L'arrivée de ces nouveaux salariés (ceux de l'État et ceux des nouvelles entreprises créées) occasionnera des activités économiques sur lesquelles le gouvernement pourra retirer des revenus sous forme d'impôts, de taxes et de permis.

«Oui, mais que faîtes vous de la corruption monsieur Arbour?»

C'est simple, pour contrer la corruption, il faut payer adéquatement les employés, offrir des salaires décents. Ça veut dire que ces salaires permettront à chacun de se loger (des emplois dans le domaine de la construction), de se nourrir (des épiceries, des dépanneurs, des restaurants; et les producteurs), de se vêtir (magasins et fabriquant de vêtements) et de se transporter (garage, poste d'essence ou d'électricité pour voiture électrique). Et aussi de communiquer (services de téléphones, Internet). Et de payer ses taxes et ses impôts.   

vendredi 29 octobre 2010

Haïti: une économie à bâtir.

Le gros problème en Haïti, c'est qu'il n'y a pas d'économie, pas d'activité économique. Le taux de chômage dépasse les 32 %, 78 % de la population vie en situation de pauvreté et le salaire annuel moyen est de 250 $US. On ne peut pas faire de folles dépenses avec seulement 250 $US par année. Comment peut-ont bâtir une économie s'il n'y a pas de marché, pas de consommateurs. On pourra créer les entreprises que l'on voudra, mais elles ne pourront pas survivre s'il n'y a pas personne pour acheter les biens et services qui sont produits. Alors, quelle est la solution?

Pour bâtir une économie, il faut y injecter de l'argent. Et la meilleure façon d'injecter de l'argent, de façon durable, dans l'économie, c'est en créant des emplois, en versant des salaires; salaires qui seront réinvestis dans cette même économie. Il faut d'abord miser sur le capital humain. Et à qui revient le rôle de créer ces emplois? D'abord au gouvernement. En créant des emplois, en versant des salaires pour ses employés, le gouvernement se trouve à injecter de l'argent dans l'économie. De cet argent, de ces salaires, le gouvernement en prélèvera une partie sous forme d'impôt sur le revenu, s'assurant ainsi des revenus qu'il pourra réinvestir dans l'économie.

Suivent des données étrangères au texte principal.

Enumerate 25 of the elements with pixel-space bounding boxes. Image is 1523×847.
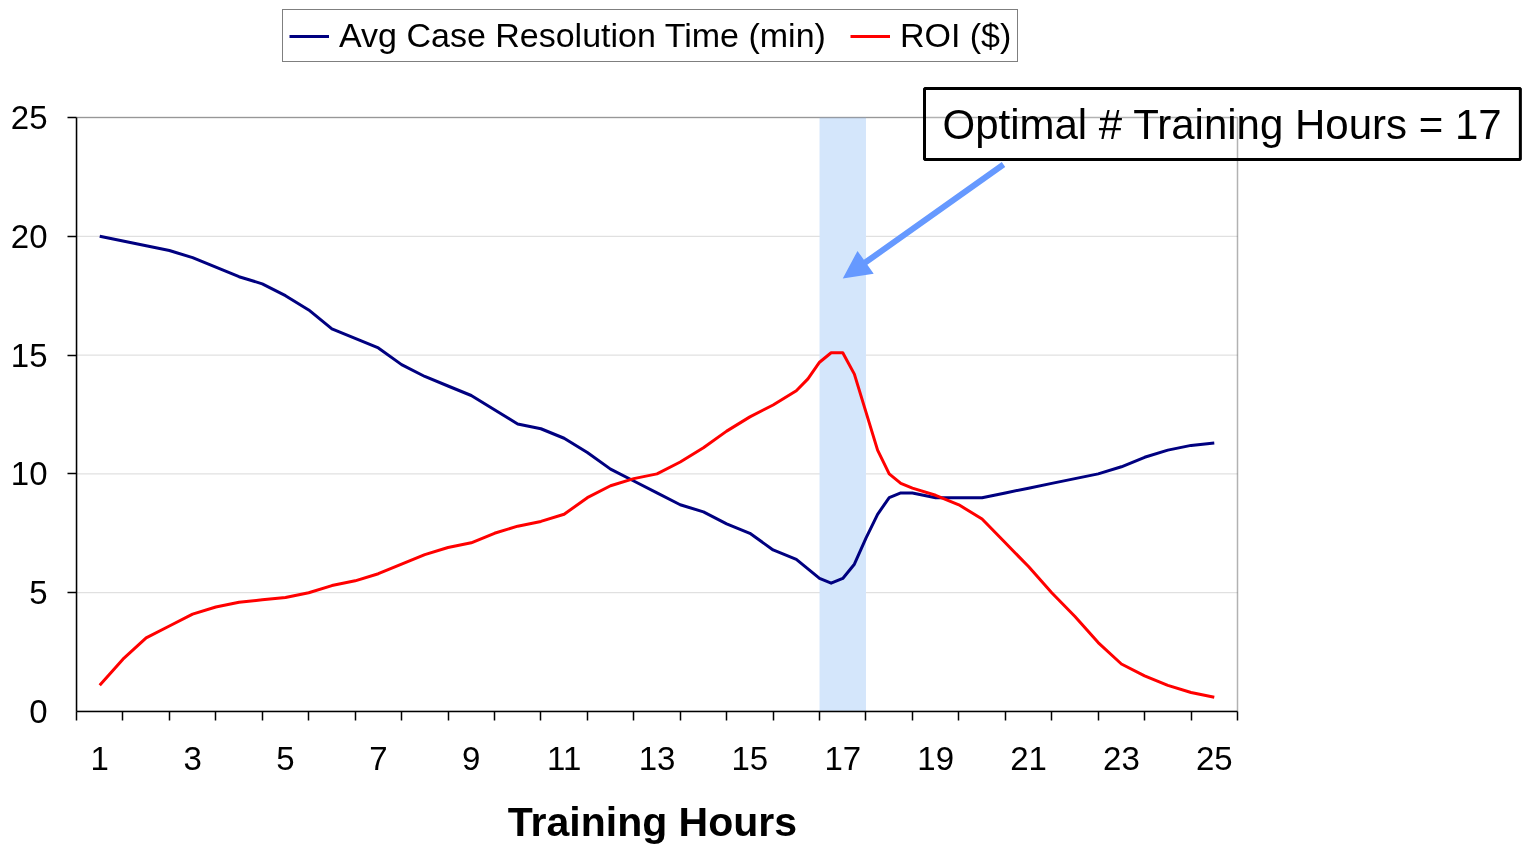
x-tick-label: 9 (462, 739, 481, 777)
x-tick-label: 25 (1195, 739, 1233, 777)
line-series (98, 351, 1216, 699)
x-tick-label: 15 (731, 739, 769, 777)
x-tick-label: 5 (276, 739, 295, 777)
line-series (98, 234, 1216, 585)
x-tick-label: 21 (1010, 739, 1047, 777)
x-tick-label: 1 (90, 739, 109, 777)
x-tick-label: 17 (824, 739, 862, 777)
x-tick-label: 13 (638, 739, 676, 777)
y-tick-label: 25 (10, 99, 48, 136)
y-tick-label: 20 (10, 217, 48, 255)
x-tick-label: 19 (917, 739, 955, 777)
y-tick-label: 0 (29, 693, 48, 730)
y-tick-label: 15 (10, 336, 48, 374)
x-tick-label: 23 (1103, 739, 1140, 777)
legend-label: Avg Case Resolution Time (min) (339, 16, 826, 55)
x-tick-label: 3 (183, 739, 202, 777)
x-tick-label: 7 (369, 739, 388, 777)
x-tick-label: 11 (546, 739, 582, 777)
y-tick-label: 5 (29, 574, 48, 612)
legend-label: ROI ($) (899, 16, 1012, 55)
x-axis-title: Training Hours (507, 798, 798, 845)
annotation: Optimal # Training Hours = 17 (942, 100, 1502, 148)
y-tick-label: 10 (10, 455, 48, 493)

Les employés de l'État, grâce à leur nouveau pouvoir d'achat (leur salaires) pourront se procurer des biens et services. Des entreprises pourront voir le jour pour offrir à ces nouveaux consommateurs ces mêmes biens et services. La création ou l'expansion d'entreprises passera forcément par la création de nouveaux emplois, le versement de nouveaux salaires, dont une partie trouvera le chemin des coffres de l'État sous forme d'impôt. Le gouvernement pourra aussi prévoir une taxe sur les biens et services vendus pour garnir ses coffres. Et ces revenus provenant des taxes pourront aussi être réinvestis dans l'économie.

Vous trouvez que c'est simpliste comme solution? Vous avez raison. Mais ça fonctionne. La présence d'un important secteur public assure une base solide et durable à une économie de marché. Regardez les pays développés qui fonctionnent avec une économie de marché, leurs gouvernements sont souvent les plus importants employeurs et les plus gros donneurs d'ouvrages.

Prenons l'exemple du Québec. Tel que mentionné dans un précédent billet, selon l'Institut de la statistique du Québec, on compterait plus de 500 000 employés de l'État (fonction publique, sociétés d'États, secteurs de l'éducation, de la Santé et des services sociaux). Et c'est sans comptés ceux appartenant à la fonction publique fédérale. Ces employés de l'État reçoivent tous un salaire et peuvent ainsi s'acheter des biens et des services de toutes sortes. Combien d'entreprises sont nécessaires pour répondre aux besoins en biens et services de ces employés de l'État. Et combien d'emplois ces mêmes entreprises ont créées pour répondre à cette demande? Combien d'entrepreneurs en construction, combien d'agent d'immeubles, d'agent d'assurances, combien d'épiceries, combien de dépanneurs vivent en raison de la présence de ces nombreux salariés de l'État? Et c'est sans compter les entreprises qui ne vivent que des contrats en biens et services octroyés pas l'État. Toutes ces entreprises qui ont comme unique client une société d'État, un ministère, ou un organisme public; combien d'emplois cela représente-t-il?

mardi 19 octobre 2010

Haïti, bon temps pour une révolution tranquille.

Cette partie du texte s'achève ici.